The morning of the contest, White told Keene his ankle felt OK. They taped it and laced his boots as tightly as possible. White, the top qualifier, nailed his first run, by all accounts a standard White run. It scored one point better than Swiss Olympian Iouri Podladtchikov, whom many considered the prime threat to unseat the four-time champ.
On his second run, White tried the frontside dub 12 but took off too early. He crashed viciously, slamming his face onto the ice. When he got back to the top of the pipe, his chin scraped raw and his eye blackened, he told Keene, "I want to do it again." Podladtchikov failed to top White's 94, so White already was the champion.
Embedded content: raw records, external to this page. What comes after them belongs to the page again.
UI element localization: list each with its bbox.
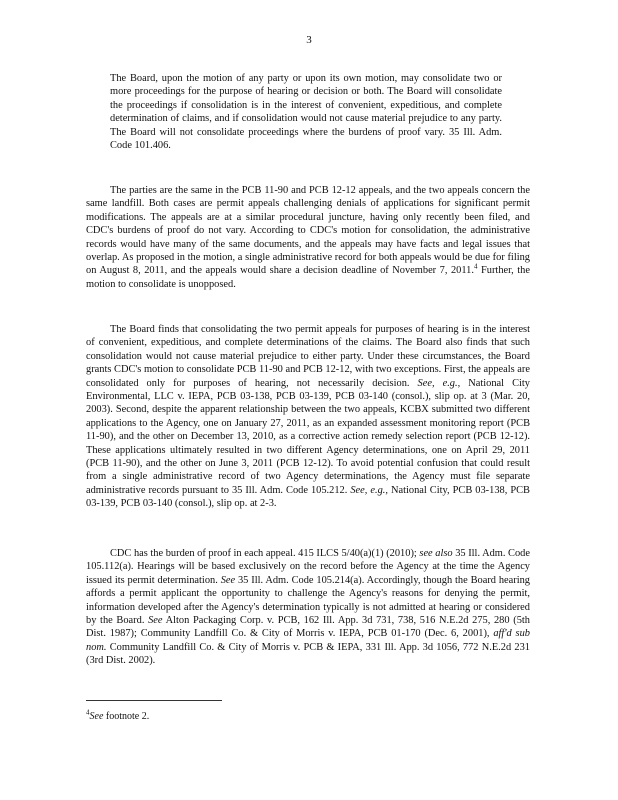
citation-signal: See, e.g., xyxy=(350,484,388,496)
paragraph-board-finding xyxy=(86,323,530,511)
footnote-number: 4 xyxy=(86,708,90,717)
footnote-text: footnote 2. xyxy=(105,711,150,722)
citation-signal: See, e.g., xyxy=(417,377,461,389)
paragraph-text: The parties are the same in the PCB 11-90 and PCB 12-12 appeals, and the two appeals concern the same landfill. Both cases are permit appeals challenging denials of applications for significant permit modifications. The appeals are at a similar procedural juncture, having only recently been filed, and CDC's burdens of proof do not vary. According to CDC's motion for consolidation, the administrative records would have many of the same documents, and the appeals may have facts and legal issues that overlap. As proposed in the motion, a single administrative record for both appeals would be due for filing on August 8, 2011, and the appeals would share a decision deadline of November 7, 2011. xyxy=(86,185,530,277)
paragraph-text: Community Landfill Co. & City of Morris v. PCB & IEPA, 331 Ill. App. 3d 1056, 772 N.E.2d 231 (3rd Dist. 2002). xyxy=(86,641,530,667)
paragraph-text: The Board finds that consolidating the two permit appeals for purposes of hearing is in the interest of convenient, expeditious, and complete determinations of the claims. The Board also finds that such consolidation would not cause material prejudice to either party. Under these circumstances, the Board grants CDC's motion to consolidate PCB 11-90 and PCB 12-12, with two exceptions. First, the appeals are consolidated only for purposes of hearing, not necessarily decision. xyxy=(86,324,530,389)
paragraph-text: CDC has the burden of proof in each appeal. 415 ILCS 5/40(a)(1) (2010); xyxy=(110,548,417,559)
citation-signal: See xyxy=(148,615,163,627)
footnote-reference[interactable]: 4 xyxy=(473,262,478,271)
citation-signal: See xyxy=(89,711,104,722)
paragraph-text: Further, the motion to consolidate is unopposed. xyxy=(86,265,530,290)
paragraph-text: 35 Ill. Adm. Code 105.214(a). Accordingly, though the Board hearing affords a permit applicant the opportunity to challenge the Agency's reasons for denying the permit, information developed after the Agency's determination typically is not admitted at hearing or considered by the Board. xyxy=(86,574,530,627)
paragraph-burden-of-proof xyxy=(86,547,530,668)
citation-signal: See xyxy=(220,574,236,586)
paragraph-consolidation-facts xyxy=(86,184,530,291)
paragraph-text: Alton Packaging Corp. v. PCB, 162 Ill. App. 3d 731, 738, 516 N.E.2d 275, 280 (5th Dist. 1987); Community Landfill Co. & City of Morris v. IEPA, PCB 01-170 (Dec. 6, 2001), xyxy=(86,615,530,640)
paragraph-text: 35 Ill. Adm. Code 105.112(a). Hearings will be based exclusively on the record before the Agency at the time the Agency issued its permit determination. xyxy=(86,548,530,586)
citation-signal: aff'd sub nom. xyxy=(86,628,530,653)
citation-signal: see also xyxy=(419,548,453,559)
block-quote: The Board, upon the motion of any party or upon its own motion, may consolidate two or more proceedings for the purpose of hearing or decision or both. The Board will consolidate the proceedings if consolidation is in the interest of convenient, expeditious, and complete determination of claims, and if consolidation would not cause material prejudice to any party. The Board will not consolidate proceedings where the burdens of proof vary. 35 Ill. Adm. Code 101.406. xyxy=(110,73,502,152)
paragraph-text: National City Environmental, LLC v. IEPA, PCB 03-138, PCB 03-139, PCB 03-140 (consol.), slip op. at 3 (Mar. 20, 2003). Second, despite the apparent relationship between the two appeals, KCBX submitted two different applications to the Agency, one on January 27, 2011, as an expanded assessment monitoring report (PCB 11-90), and the other on December 13, 2010, as a corrective action remedy selection report (PCB 12-12). These applications ultimately resulted in two different Agency determinations, one on April 29, 2011 (PCB 11-90), and the other on June 3, 2011 (PCB 12-12). To avoid potential confusion that could result from a single administrative record of two Agency determinations, the Agency must file separate administrative records pursuant to 35 Ill. Adm. Code 105.212. xyxy=(86,377,530,496)
footnote-divider xyxy=(86,700,222,701)
page-number: 3 xyxy=(306,34,312,46)
footnote xyxy=(86,710,530,723)
paragraph-text: National City, PCB 03-138, PCB 03-139, PCB 03-140 (consol.), slip op. at 2-3. xyxy=(86,484,530,510)
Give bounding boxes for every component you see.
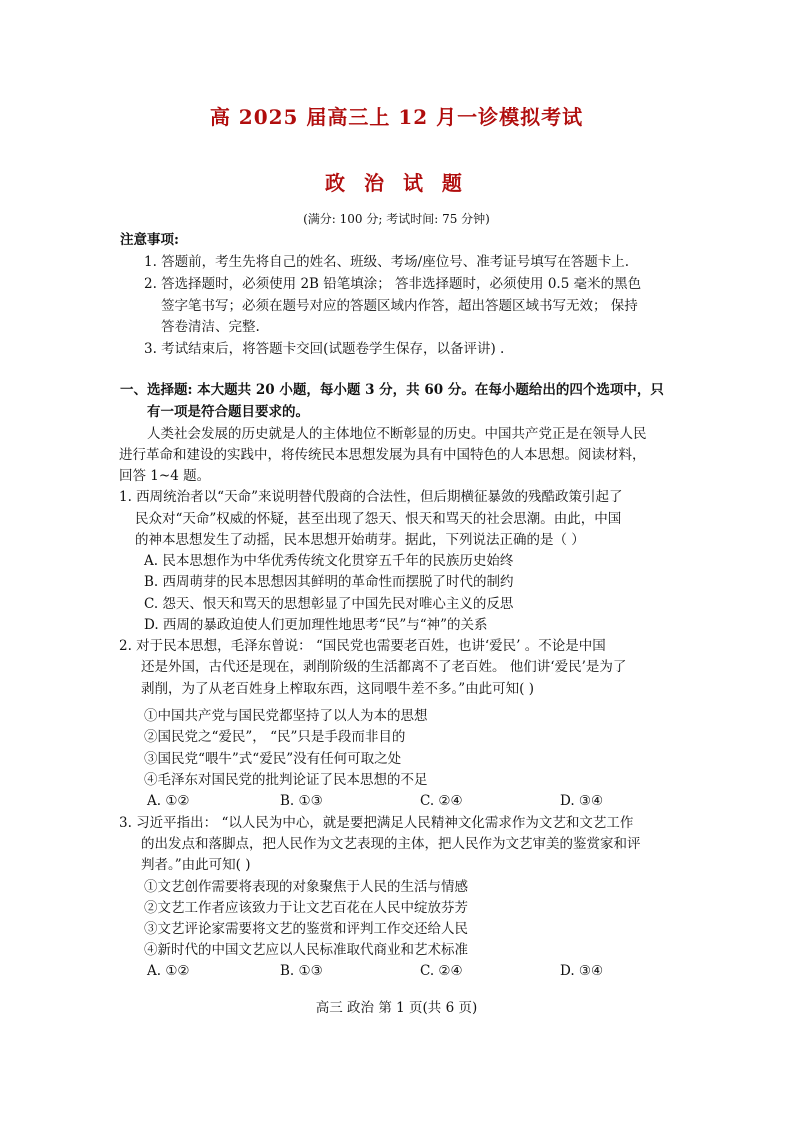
q3-choice-a: A. ①② bbox=[147, 963, 190, 979]
q2-statement-1: ①中国共产党与国民党都坚持了以人为本的思想 bbox=[144, 708, 428, 724]
section-intro: 人类社会发展的历史就是人的主体地位不断彰显的历史。中国共产党正是在领导人民 bbox=[147, 426, 647, 442]
q1-option-c: C. 怨天、恨天和骂天的思想彰显了中国先民对唯心主义的反思 bbox=[144, 596, 514, 612]
q3-statement-3: ③文艺评论家需要将文艺的鉴赏和评判工作交还给人民 bbox=[144, 921, 468, 937]
section-intro: 回答 1~4 题。 bbox=[119, 468, 211, 484]
section-intro: 进行革命和建设的实践中，将传统民本思想发展为具有中国特色的人本思想。阅读材料， bbox=[119, 447, 646, 463]
notice-item-1: 1. 答题前，考生先将自己的姓名、班级、考场/座位号、准考证号填写在答题卡上. bbox=[144, 254, 630, 270]
q3-stem: 的出发点和落脚点，把人民作为文艺表现的主体，把人民作为文艺审美的鉴赏家和评 bbox=[141, 836, 641, 852]
notice-item-2-cont2: 答卷清洁、完整. bbox=[161, 319, 260, 335]
q1-stem: 的神本思想发生了动摇，民本思想开始萌芽。据此，下列说法正确的是（ ） bbox=[135, 532, 585, 548]
q2-choice-b: B. ①③ bbox=[280, 793, 323, 809]
q1-option-a: A. 民本思想作为中华优秀传统文化贯穿五千年的民族历史始终 bbox=[144, 553, 514, 569]
q2-choice-a: A. ①② bbox=[147, 793, 190, 809]
q2-statement-4: ④毛泽东对国民党的批判论证了民本思想的不足 bbox=[144, 772, 428, 788]
notice-item-2-cont: 签字笔书写；必须在题号对应的答题区域内作答，超出答题区域书写无效； 保持 bbox=[161, 298, 638, 314]
q2-choice-d: D. ③④ bbox=[560, 793, 604, 809]
q1-stem: 1. 西周统治者以“天命”来说明替代殷商的合法性，但后期横征暴敛的残酷政策引起了 bbox=[119, 489, 623, 505]
q1-option-d: D. 西周的暴政迫使人们更加理性地思考“民”与“神”的关系 bbox=[144, 617, 488, 633]
exam-title: 高 2025 届高三上 12 月一诊模拟考试 bbox=[209, 105, 584, 129]
q3-choice-b: B. ①③ bbox=[280, 963, 323, 979]
q3-choice-c: C. ②④ bbox=[420, 963, 463, 979]
notice-heading: 注意事项: bbox=[120, 232, 179, 248]
q3-choice-d: D. ③④ bbox=[560, 963, 604, 979]
q3-stem: 3. 习近平指出： “以人民为中心，就是要把满足人民精神文化需求作为文艺和文艺工作 bbox=[119, 815, 634, 831]
subject-title: 政 治 试 题 bbox=[325, 171, 468, 195]
q3-stem: 判者。”由此可知( ) bbox=[141, 857, 251, 873]
q2-choice-c: C. ②④ bbox=[420, 793, 463, 809]
q3-statement-1: ①文艺创作需要将表现的对象聚焦于人民的生活与情感 bbox=[144, 879, 468, 895]
notice-item-2: 2. 答选择题时，必须使用 2B 铅笔填涂； 答非选择题时，必须使用 0.5 毫米的黑色 bbox=[144, 276, 642, 292]
page-footer: 高三 政治 第 1 页(共 6 页) bbox=[315, 1000, 478, 1016]
q1-option-b: B. 西周萌芽的民本思想因其鲜明的革命性而摆脱了时代的制约 bbox=[144, 574, 514, 590]
q3-statement-2: ②文艺工作者应该致力于让文艺百花在人民中绽放芬芳 bbox=[144, 900, 468, 916]
section-heading-cont: 有一项是符合题目要求的。 bbox=[147, 404, 309, 420]
q2-statement-3: ③国民党“喂牛”式“爱民”没有任何可取之处 bbox=[144, 751, 402, 767]
q2-stem: 2. 对于民本思想，毛泽东曾说： “国民党也需要老百姓，也讲‘爱民’ 。不论是中国 bbox=[119, 638, 606, 654]
q1-stem: 民众对“天命”权威的怀疑，甚至出现了怨天、恨天和骂天的社会思潮。由此，中国 bbox=[135, 511, 622, 527]
notice-item-3: 3. 考试结束后，将答题卡交回(试题卷学生保存，以备评讲) . bbox=[144, 341, 505, 357]
section-heading: 一、选择题: 本大题共 20 小题，每小题 3 分，共 60 分。在每小题给出的四个选项中，只 bbox=[120, 382, 664, 398]
exam-meta: (满分: 100 分; 考试时间: 75 分钟) bbox=[303, 212, 490, 226]
q2-stem: 还是外国，古代还是现在，剥削阶级的生活都离不了老百姓。 他们讲‘爱民’是为了 bbox=[141, 659, 627, 675]
q2-stem: 剥削，为了从老百姓身上榨取东西，这同喂牛差不多。”由此可知( ) bbox=[141, 681, 534, 697]
q2-statement-2: ②国民党之“爱民”， “民”只是手段而非目的 bbox=[144, 729, 406, 745]
q3-statement-4: ④新时代的中国文艺应以人民标准取代商业和艺术标准 bbox=[144, 942, 468, 958]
But that hardly mattered.
"That day was all about the fact that I came to Aspen to do something no matter whether there was a contest or not," White said. "I basically was going to land that run either way. It's what makes me feel good, makes me feel like I've accomplished something. When I set out to do something and actually do it, that's succeeding."
Right before White dropped in, Keene, who's been coaching snowboarders for 24 years, turned to White and said something he's never said to anyone. "If you land this run, you're going to get a 100," he told White. He then texted the same prediction to White's brother, Jesse.
The moment White finished his run, the discussion in the judging booth began. Since White was the final rider, they didn't have to worry about someone eclipsing his score. Therefore, the 100 was an option. "There wasn't much conversation, per se," head judge Tom Zikas recalled. "It was unanimous. Everyone just knew that's the score they wanted to give. ... He skims the wall on his last hit? This isn't figure skating, this is an action sport. A finger skim on the best pipe run in history is really irrelevant."
Nevertheless, the judges took heat in the following days. Zikas said as many as 20 people questioned him about the score, including his mom. Given White's polarizing status in a sport in which corporate sponsors are often eschewed by the core, all kinds of theories circulated.
Responding to the most common supposition, Wall said: "Nothing's made for TV, it's just who rides the best. If Shaun did his run and butt-checked or fell, we're going to give him a 50. If I-Pod did back-to-back tricks that had never been done and went 15 feet out of the pipe, we're going to give him a perfect score. It has nothing to do with the name of the person."
Thinking back on that night, nearly a year removed from seeing the "100.00" flash across the big screen, White's face lit up at the base of the Breckenridge pipe where it all began. "That's something I'll never forget," he said. "It was a highlight of my career, you know what I mean? I don't ever plan on getting that again. I think it was the perfect day."